Ici Lambarde désignait le comte d’Essex sans le nommer. La reine comprit sa pensée, car elle répliqua :

— Celui qui oubliera Dieu oubliera ses bienfaiteurs. Puis, après une pause, elle ajouta, comme se répondant à elle-même :

— Cette tragédie a été jouée quarante fois dans les rues et dans les théâtres publics[1] !
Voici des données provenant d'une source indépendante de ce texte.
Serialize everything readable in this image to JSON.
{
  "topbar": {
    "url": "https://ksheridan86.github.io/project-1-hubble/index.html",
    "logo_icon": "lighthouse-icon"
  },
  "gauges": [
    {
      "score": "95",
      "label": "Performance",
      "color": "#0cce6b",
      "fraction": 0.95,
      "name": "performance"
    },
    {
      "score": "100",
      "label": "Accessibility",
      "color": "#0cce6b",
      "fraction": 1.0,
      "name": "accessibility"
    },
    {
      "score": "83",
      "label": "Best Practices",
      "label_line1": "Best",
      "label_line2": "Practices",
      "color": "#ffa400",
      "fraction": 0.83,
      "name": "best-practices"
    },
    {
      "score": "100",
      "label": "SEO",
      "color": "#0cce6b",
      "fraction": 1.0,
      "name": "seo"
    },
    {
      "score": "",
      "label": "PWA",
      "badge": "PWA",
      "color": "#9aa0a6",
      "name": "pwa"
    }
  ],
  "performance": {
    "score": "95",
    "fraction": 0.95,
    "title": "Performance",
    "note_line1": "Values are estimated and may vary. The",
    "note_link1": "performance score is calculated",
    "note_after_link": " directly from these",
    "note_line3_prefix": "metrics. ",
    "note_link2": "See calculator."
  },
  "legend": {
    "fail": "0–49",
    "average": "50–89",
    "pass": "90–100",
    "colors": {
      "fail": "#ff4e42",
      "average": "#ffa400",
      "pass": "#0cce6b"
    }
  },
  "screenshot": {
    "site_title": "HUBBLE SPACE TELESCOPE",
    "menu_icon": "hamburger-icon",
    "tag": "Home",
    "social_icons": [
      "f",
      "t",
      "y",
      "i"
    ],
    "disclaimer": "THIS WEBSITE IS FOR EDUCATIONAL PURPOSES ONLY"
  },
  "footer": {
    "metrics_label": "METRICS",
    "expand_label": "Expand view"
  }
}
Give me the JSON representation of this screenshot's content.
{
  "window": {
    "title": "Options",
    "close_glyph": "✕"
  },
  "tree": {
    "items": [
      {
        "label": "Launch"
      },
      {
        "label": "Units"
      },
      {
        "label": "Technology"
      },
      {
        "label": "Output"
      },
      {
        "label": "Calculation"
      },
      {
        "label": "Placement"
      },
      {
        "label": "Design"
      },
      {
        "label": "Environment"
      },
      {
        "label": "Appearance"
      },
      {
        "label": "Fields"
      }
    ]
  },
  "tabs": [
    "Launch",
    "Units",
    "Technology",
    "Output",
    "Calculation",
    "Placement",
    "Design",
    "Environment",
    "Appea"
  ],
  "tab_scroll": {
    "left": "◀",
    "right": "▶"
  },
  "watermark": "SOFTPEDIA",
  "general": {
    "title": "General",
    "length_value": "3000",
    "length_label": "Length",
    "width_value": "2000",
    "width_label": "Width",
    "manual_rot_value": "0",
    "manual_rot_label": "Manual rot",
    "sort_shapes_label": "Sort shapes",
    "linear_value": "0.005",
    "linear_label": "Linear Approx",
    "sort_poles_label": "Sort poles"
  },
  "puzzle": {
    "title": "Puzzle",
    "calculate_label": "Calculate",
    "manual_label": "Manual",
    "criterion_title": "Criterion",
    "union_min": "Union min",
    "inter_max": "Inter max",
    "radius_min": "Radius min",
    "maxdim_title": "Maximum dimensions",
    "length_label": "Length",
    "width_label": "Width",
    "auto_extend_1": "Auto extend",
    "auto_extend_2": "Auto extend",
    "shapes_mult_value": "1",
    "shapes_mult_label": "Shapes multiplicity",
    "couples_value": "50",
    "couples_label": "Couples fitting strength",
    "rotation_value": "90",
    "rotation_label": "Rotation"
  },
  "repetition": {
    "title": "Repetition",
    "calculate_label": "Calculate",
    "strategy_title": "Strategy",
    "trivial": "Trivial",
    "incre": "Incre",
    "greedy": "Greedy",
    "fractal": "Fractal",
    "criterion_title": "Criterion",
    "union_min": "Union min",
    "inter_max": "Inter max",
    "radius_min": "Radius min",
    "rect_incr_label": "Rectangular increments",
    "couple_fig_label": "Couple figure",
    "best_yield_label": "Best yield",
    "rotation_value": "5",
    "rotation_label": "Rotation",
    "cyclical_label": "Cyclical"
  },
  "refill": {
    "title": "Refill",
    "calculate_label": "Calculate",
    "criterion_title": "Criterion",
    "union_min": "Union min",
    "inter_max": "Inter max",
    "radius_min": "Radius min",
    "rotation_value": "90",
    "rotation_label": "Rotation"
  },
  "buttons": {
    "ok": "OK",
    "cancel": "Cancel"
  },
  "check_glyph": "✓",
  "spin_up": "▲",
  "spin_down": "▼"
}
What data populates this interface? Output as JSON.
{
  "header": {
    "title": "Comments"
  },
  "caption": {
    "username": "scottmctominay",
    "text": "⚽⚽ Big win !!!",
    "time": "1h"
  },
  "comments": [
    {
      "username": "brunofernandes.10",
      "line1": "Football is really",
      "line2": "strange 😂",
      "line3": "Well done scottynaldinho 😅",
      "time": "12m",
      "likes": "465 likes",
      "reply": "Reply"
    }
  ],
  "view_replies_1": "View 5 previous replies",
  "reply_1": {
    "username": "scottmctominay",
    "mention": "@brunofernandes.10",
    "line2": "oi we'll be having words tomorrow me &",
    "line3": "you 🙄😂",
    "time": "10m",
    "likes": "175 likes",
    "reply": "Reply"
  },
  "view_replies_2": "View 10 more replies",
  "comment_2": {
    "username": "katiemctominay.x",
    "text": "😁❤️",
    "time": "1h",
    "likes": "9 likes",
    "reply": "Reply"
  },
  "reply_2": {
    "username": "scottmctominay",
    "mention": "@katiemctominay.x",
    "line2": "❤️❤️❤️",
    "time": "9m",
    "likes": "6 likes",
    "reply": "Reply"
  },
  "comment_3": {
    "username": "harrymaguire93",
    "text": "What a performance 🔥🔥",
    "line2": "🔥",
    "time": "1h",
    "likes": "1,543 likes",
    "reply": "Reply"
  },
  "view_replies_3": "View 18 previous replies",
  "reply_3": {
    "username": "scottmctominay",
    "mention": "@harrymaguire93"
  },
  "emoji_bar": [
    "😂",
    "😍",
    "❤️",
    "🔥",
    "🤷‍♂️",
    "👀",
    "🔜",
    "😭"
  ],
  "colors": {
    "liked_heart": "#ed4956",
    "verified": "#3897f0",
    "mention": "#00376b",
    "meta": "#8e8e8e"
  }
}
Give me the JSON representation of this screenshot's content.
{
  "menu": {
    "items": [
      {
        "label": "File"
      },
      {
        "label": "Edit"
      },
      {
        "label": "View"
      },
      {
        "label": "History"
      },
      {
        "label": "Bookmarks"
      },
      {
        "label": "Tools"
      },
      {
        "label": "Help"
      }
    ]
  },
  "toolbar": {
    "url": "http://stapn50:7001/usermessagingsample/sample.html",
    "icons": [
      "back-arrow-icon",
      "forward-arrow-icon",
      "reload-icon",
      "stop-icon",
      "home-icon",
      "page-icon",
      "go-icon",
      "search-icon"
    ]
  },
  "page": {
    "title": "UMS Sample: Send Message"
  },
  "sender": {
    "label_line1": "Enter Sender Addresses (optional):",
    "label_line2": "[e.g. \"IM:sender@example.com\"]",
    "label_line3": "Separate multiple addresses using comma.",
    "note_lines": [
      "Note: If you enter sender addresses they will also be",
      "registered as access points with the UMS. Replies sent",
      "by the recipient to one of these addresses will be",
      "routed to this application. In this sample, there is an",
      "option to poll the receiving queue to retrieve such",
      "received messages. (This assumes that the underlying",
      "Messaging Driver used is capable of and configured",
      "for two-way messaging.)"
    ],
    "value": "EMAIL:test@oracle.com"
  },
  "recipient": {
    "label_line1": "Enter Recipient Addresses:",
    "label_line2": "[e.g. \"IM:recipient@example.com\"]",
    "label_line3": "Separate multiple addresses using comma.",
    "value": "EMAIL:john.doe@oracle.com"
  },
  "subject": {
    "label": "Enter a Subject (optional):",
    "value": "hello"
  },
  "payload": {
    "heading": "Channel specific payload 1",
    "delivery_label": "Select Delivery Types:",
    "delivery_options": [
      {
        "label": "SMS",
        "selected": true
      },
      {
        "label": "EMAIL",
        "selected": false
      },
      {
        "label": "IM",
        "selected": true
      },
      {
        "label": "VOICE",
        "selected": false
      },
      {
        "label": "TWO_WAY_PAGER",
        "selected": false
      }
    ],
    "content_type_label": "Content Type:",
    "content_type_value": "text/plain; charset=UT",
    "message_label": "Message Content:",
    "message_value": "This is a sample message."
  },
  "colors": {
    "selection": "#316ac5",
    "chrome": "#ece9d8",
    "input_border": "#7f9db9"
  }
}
C’est précisément « cette tragédie, » dénoncée si amèrement par la reine Élisabeth, que sir Gilly Merrick et ses collègues prétendaient faire représenter dans l’après-midi du 7 février. Les comédiens du lord chambellan, étant en rapports continuels avec la cour, devaient hésiter, on le conçoit, à reprendre une œuvre aussi hautement censurée. Le châtiment infligé tout récemment à sir John Hayward était un épouvantail encore dressé devant toutes les mémoires. Si le malheureux chroniqueur avait été condamné à l’amende et à la prison pour avoir raconté en latin l’aventure de Richard II, que ne risquaient pas les comédiens qui allaient, dans un langage compris de tous, développer sur la scène toutes les péripéties de cette aventure ? La plus vulgaire prudence leur conseillait un refus formel. Cependant, disons-le à leur honneur, les comédiens du Globe écoutèrent, sans alarmes perceptibles, cette proposition si compromettante pour leur sécurité et leur intérêt. Augustin Phillips, chargé de répondre au nom de tous, se borna à faire cette objection toute matérielle que la représentation demandée devait être peu lucrative : « le drame de

  1. Michols’Progresses of Queen Elisabeth.